The nation’s regulatory framework is becoming more complex almost by the day. Regulations that supplement laws such as the Foreign Corrupt Practices Act (FCPA) and the International Traffic in Arms Regulations (ITAR) have generated new areas of vulnerability, particularly when it comes to third-party relationships.
For example, the current administration has taken the position that no FCPA infraction is too small to prosecute. Organizations that fail to take proactive measures to search for, disclose, and remediate misconduct are likely to face substantial penalties if a regulatory agency discovers misconduct. Traditional tools, such as internal audits, are not up to the task of detecting the malfeasance of internal fraudsters, who may mask their corrupt behavior with code words or other innuendo that make it difficult to discover using keywords. Unless more advanced tools are used, an organization’s best defense against fraud might be reliance on tipsters.

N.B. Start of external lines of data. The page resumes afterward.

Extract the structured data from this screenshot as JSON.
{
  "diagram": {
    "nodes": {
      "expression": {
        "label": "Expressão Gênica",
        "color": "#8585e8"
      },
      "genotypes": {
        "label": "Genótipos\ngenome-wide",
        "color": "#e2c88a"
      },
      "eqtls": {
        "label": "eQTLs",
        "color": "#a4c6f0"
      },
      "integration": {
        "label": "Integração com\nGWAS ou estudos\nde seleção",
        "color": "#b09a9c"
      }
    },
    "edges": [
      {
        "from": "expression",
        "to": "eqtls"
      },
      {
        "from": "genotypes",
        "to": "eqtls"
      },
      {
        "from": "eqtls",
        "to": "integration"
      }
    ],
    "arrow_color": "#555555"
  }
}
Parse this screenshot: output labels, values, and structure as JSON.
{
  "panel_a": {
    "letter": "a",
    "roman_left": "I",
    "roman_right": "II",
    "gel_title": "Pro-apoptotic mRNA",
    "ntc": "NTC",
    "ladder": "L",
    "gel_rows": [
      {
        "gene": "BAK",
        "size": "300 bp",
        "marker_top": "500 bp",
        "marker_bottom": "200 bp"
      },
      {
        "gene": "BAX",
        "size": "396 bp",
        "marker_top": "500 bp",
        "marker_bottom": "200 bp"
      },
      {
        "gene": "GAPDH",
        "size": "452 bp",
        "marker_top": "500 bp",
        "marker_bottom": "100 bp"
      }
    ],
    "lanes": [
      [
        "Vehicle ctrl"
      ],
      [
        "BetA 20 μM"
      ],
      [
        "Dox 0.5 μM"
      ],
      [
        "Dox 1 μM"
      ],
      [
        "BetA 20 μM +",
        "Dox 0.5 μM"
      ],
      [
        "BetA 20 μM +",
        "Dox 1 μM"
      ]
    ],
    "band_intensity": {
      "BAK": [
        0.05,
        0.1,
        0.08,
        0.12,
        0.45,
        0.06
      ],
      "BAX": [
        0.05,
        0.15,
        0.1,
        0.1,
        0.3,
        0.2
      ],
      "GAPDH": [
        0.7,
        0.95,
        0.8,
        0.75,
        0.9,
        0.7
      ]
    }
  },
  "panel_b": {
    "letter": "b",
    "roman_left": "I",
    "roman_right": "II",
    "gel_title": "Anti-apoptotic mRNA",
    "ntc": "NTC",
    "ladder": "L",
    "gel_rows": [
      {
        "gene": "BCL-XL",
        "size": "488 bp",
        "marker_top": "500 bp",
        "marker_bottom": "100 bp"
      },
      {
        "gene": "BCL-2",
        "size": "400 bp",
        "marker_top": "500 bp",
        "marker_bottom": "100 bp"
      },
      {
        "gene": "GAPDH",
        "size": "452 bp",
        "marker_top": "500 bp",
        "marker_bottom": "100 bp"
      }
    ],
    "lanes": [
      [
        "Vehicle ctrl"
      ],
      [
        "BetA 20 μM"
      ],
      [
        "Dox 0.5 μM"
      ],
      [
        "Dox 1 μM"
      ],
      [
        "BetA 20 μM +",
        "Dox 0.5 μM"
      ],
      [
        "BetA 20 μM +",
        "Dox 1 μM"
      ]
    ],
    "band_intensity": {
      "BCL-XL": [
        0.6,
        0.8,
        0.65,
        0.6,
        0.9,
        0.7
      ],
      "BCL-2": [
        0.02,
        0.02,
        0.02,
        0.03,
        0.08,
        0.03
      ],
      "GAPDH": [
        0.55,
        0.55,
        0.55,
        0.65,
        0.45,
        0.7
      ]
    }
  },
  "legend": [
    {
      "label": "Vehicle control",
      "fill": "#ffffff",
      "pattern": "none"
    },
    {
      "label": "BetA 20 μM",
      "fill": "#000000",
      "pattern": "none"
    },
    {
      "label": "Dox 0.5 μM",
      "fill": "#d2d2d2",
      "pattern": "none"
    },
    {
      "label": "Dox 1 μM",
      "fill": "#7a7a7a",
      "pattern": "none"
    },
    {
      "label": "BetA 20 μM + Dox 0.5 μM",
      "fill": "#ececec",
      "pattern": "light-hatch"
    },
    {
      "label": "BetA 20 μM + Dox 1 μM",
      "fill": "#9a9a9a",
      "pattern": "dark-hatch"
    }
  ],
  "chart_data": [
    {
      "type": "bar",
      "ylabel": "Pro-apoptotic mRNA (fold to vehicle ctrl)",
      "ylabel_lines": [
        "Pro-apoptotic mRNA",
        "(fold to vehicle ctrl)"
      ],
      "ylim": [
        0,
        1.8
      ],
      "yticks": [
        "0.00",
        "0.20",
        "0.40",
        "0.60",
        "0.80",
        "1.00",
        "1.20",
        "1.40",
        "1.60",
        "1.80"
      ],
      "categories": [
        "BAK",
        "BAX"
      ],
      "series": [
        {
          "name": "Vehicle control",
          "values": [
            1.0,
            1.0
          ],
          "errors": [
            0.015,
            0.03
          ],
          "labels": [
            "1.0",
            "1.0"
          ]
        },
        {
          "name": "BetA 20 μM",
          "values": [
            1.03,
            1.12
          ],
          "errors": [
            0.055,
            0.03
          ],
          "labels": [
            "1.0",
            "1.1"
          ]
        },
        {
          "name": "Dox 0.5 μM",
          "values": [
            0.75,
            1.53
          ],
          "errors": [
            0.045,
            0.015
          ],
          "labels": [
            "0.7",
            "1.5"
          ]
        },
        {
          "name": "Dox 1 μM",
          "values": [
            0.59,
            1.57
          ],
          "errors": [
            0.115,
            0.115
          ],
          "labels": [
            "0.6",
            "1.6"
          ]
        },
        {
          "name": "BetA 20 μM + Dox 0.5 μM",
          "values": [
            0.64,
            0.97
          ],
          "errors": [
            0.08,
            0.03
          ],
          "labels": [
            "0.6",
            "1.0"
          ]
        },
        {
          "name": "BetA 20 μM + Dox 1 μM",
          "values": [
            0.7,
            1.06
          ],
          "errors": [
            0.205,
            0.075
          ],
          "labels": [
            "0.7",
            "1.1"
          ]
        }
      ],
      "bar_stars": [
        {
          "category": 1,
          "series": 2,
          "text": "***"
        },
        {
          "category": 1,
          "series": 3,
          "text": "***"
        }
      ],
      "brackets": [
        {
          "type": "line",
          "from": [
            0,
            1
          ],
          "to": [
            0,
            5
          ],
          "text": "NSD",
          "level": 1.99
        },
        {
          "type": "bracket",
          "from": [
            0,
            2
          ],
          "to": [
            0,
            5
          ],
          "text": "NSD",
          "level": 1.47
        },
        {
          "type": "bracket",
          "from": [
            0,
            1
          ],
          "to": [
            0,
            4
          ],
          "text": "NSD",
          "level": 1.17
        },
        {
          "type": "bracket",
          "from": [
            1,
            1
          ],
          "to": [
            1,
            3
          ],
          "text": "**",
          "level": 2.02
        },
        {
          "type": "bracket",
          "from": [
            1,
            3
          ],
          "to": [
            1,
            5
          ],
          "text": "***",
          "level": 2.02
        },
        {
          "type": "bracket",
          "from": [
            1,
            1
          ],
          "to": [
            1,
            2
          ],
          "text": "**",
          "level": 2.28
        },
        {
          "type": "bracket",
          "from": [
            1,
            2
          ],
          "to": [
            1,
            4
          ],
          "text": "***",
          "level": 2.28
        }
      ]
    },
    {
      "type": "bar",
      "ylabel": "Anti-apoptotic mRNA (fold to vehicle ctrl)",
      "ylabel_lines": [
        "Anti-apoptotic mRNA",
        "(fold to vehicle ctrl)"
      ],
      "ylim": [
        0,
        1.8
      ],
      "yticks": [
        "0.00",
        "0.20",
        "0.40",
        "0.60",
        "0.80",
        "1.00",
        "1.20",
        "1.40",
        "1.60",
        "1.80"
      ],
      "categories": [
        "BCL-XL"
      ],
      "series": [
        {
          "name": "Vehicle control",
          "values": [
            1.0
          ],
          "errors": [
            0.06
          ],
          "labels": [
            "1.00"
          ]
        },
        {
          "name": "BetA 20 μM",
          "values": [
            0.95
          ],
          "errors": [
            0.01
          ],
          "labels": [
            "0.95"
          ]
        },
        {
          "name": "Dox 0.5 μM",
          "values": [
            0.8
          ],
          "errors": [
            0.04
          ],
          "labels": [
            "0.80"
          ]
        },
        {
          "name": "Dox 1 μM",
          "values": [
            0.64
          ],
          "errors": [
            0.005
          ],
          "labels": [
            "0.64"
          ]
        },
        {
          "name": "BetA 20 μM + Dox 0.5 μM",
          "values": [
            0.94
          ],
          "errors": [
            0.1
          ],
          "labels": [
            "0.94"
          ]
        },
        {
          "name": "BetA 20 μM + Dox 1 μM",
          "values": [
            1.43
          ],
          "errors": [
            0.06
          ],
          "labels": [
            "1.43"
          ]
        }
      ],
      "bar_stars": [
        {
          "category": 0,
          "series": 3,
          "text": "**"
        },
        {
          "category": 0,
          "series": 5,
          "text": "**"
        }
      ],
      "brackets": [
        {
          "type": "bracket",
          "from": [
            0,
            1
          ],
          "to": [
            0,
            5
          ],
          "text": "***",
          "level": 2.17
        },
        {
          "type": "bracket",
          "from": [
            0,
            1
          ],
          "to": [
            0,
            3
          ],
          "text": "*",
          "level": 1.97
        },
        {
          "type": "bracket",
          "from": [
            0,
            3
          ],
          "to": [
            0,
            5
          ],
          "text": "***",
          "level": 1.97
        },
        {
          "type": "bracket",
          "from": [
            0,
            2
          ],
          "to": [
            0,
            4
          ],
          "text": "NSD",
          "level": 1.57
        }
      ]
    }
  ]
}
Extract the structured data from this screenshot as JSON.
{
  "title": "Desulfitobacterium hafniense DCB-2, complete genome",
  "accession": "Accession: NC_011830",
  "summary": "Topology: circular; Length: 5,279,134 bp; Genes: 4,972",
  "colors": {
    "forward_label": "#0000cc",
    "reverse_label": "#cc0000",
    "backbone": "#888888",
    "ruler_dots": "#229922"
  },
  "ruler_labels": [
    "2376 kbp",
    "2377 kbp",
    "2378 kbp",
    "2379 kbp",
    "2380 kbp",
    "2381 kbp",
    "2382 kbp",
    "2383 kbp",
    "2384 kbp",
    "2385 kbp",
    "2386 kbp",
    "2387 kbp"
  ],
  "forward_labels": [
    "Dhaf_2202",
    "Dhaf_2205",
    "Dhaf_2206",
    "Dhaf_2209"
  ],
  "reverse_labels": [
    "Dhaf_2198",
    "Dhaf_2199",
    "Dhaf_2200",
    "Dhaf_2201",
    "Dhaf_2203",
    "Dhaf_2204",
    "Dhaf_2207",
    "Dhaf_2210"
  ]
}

A similar approach is required to ensure compliance with ITAR. This law imposes stiff penalties, including millions in fines, against U.S. organizations that export “defense articles” without government authorization. “Articles” is defined so broadly that it covers technical, defense-related data in documents, blueprints, drawings, photographs, plans, or instructions. The Directorate of Defense Trade Controls, the U.S. agency that enforces ITAR, is likely to take a more lenient approach with companies that have implemented a rigorous compliance program and that voluntarily disclose and remediate any failures.
Risk professionals now have a number of advanced analytics tools at their disposal to counteract the additional risks that lurk in emerging forms of data. Linguistic analysis techniques can identify instances where employees use seemingly innocuous words or phrases to engage in subterfuge. Concept clustering is a tool that isolates subtle patterns within documents that seem dissimilar to the untrained—or undigitized—eye. These conceptual search tools can identify patterns in documents, based on keywords or chunks of text, and flag the documents that refer to items that might fall within ITAR’s purview. Data visualization tools can analyze relationships and look for troubling connections that might violate the FCPA, such as links between employees, vendors, and foreign officials. In addition, anomaly detection tools can scan records for irregularities, such as unusual recurring payments.
Counsel, risk and compliance professionals can also apply tools such as technology-assisted review (TAR) to prioritize documents for review based on the likelihood that they contain material of concern. Using TAR, experienced legal counsel code a seed set of documents for relevancy to the issue at hand. Once done, they feed these documents into a computer that is programmed to uncover the logical reasoning behind the lawyers’ coding decisions. Sophisticated algorithms then apply that logic across an entire document population. The process is iterative, so that ultimately the computer’s logic closely mirrors the lawyers’ coding decisions. Organizations can use TAR to limit the population of documents for review, thus expediting the data mining process.